How to get IBM HS 22 with GPU Expansion Blade to work with XenServer 6.x GPU Passthrough
This is a article about how to get IBM HS 22 Blade and IBM BladeCenter GPU Expansion Blade to work with XenServer 6.0 Multi-GPU Passthrough and XenDesktop 5.6 HDX 3D Pro. After receiving our brand new IBM HS 22 Blade with the GPU expansion bay, we plugged it in and put it into our BladeCenter. So, next step was to install XenServer 6 to get the GPU Passthrough features up and running.This is where all the problems started, as we did not get neither XenServer 6.0 nor a plain physical installed Windows Server 2008 R2 to talk 100% with the GPU. In our case this GPU expansion blade, has a Tesla M2070-Q card onboard. Now, after talking to IBM(they actually took the blade with them to their HQ here in Norway), we did not find any problems with neither with the HS22 itself nor with the GPU expansion blade. So, we got it back from IBM without any luck. During this whole time Citrix Support had given us excellent support! Just needed to say that, because it’s true!
So, where do we go from here?
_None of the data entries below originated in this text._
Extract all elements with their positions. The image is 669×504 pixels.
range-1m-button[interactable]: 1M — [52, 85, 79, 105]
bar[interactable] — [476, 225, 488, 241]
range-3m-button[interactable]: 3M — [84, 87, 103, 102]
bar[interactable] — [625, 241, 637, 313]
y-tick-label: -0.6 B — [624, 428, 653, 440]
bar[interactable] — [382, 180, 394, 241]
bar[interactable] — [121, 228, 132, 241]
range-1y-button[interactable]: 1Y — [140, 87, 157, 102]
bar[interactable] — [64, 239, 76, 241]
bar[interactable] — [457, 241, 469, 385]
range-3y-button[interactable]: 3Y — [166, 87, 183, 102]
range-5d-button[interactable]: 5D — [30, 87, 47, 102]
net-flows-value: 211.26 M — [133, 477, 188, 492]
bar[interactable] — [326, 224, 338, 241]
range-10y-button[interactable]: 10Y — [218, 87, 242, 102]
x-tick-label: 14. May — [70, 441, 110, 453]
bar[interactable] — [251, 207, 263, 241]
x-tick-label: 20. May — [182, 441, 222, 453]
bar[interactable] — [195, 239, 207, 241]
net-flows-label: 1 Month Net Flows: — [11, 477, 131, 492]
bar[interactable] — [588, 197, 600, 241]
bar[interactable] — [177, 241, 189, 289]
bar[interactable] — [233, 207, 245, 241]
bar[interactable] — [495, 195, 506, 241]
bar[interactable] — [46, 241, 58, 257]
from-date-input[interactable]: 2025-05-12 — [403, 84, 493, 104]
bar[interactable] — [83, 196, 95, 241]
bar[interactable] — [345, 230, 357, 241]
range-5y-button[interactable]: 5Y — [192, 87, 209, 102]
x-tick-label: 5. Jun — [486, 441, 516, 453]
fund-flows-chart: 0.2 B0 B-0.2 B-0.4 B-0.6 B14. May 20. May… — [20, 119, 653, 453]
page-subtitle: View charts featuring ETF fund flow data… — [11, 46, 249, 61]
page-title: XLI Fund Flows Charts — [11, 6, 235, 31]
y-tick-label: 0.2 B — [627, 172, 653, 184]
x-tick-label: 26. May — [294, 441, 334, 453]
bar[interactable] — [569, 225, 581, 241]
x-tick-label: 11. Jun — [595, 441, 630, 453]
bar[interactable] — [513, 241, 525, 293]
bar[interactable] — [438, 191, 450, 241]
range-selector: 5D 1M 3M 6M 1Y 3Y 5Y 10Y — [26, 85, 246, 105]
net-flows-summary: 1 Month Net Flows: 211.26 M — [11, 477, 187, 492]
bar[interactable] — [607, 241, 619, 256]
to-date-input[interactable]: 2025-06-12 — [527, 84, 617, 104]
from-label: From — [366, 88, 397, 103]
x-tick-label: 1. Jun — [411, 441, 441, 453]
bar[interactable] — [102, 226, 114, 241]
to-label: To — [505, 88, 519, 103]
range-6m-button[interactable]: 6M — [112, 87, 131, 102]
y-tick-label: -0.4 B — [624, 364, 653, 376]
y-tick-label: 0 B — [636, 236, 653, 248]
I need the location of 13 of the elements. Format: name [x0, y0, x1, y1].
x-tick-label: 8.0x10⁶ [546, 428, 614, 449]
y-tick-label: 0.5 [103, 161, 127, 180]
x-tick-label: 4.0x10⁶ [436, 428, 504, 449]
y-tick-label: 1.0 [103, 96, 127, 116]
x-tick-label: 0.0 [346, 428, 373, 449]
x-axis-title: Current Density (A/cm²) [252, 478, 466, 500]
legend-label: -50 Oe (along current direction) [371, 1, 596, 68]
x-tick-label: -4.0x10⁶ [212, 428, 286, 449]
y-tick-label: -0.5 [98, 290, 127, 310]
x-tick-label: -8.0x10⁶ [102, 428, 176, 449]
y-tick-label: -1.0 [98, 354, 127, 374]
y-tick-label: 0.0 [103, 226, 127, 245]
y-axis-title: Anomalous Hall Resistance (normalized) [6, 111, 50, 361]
We sent an email describing our issues to the support email over at NVIDIA. Since, this is a Nvidia Tesla card, that is a good way to get somebody talking… and boy, did we get the right answer. It turns out that this card default is in a 3D mode. So, the Nvidia Tesla card is actually a 3D card. Remember the old type of 3DFX cards??? Monster 3DFX 1 and 2, and so on… where you had to put on a buypass vga cable 🙂
Its the same, I guess the card may have been working with XenApp and application publish… if the apps are using OpenGL etc… with just HDX 3D, but not with directly connecting with it, which is what we want when we are talking about Citrix HDX 3D Pro.
So, what we need to do, in order to get this GPU talking with our hardware in the right way, is to flash it. Now, we actually got a gpu bios flash from Citrix, but since the card did not respond 100% Windows said that we could not flash the GPU because it’s not present
So, Ndivia gave us a firmware patch. The problem with this patch is that its HW depended.
So for IBM HS22 and Nvidia, the GPU card gets for example PCI info 19:00:0 , On other servers, or if we have diffrent HW specs (ex. no SAN card etc..) The PCI may become 18:00:0 or something…
This new GPU BIOS flash did the trick! As you can se from my screen dumps, we simply first installed the latest NVIDIA Tesla Gaphics Driver and rebooted. After that we used the m2070q-ibm-vga.exe file to flash our GPU card. Have in mind that I actually did all this via a normal installed Windows Server 2008 R2, not via a Virtual Machine(VM), but it might work with XenServer 6.
That did the trick, we now can communicate with our Tesla M2070-q card both directly within a regular non virtualized Windows Server 2008 R2, and with XenServer 6.0.2 with GPU Passthrough So, what did we learn? From what we found, it actually looks like NVIDIA Tesla cards have three work modes:
0 – Normal mode
1 – COMPUTE exclusive mode (only one COMPUTE context is allowed to run on the GPU)
2 – COMPUTE prohibited mode (no COMPUTE contexts are allowed to run on the GPU)
After you install NVIDIA drivers you should have nvidia-smi utility, possibly in C:\Program Files\NVIDIA Corporation\NVSMI\, this tool allows you switch card’s mode.
First off, install the latest NVIDIA drivers from www.nvidia.com
Now, after contacting Nvidia Support you should have 3 files from them. Depending on what you want to do, and I guess you want to make this work, you should run the m2070q-ibm-vga.exe file.
If you get the error messages you see above you need to contact Nvidia again, I wanted to put it in here so you can see what you don’t want to have!
Now, running it again with the right firmware flash for our Tesla M2070-q card from IBM, it now searches for the card, and flashes it into the correct operating mode.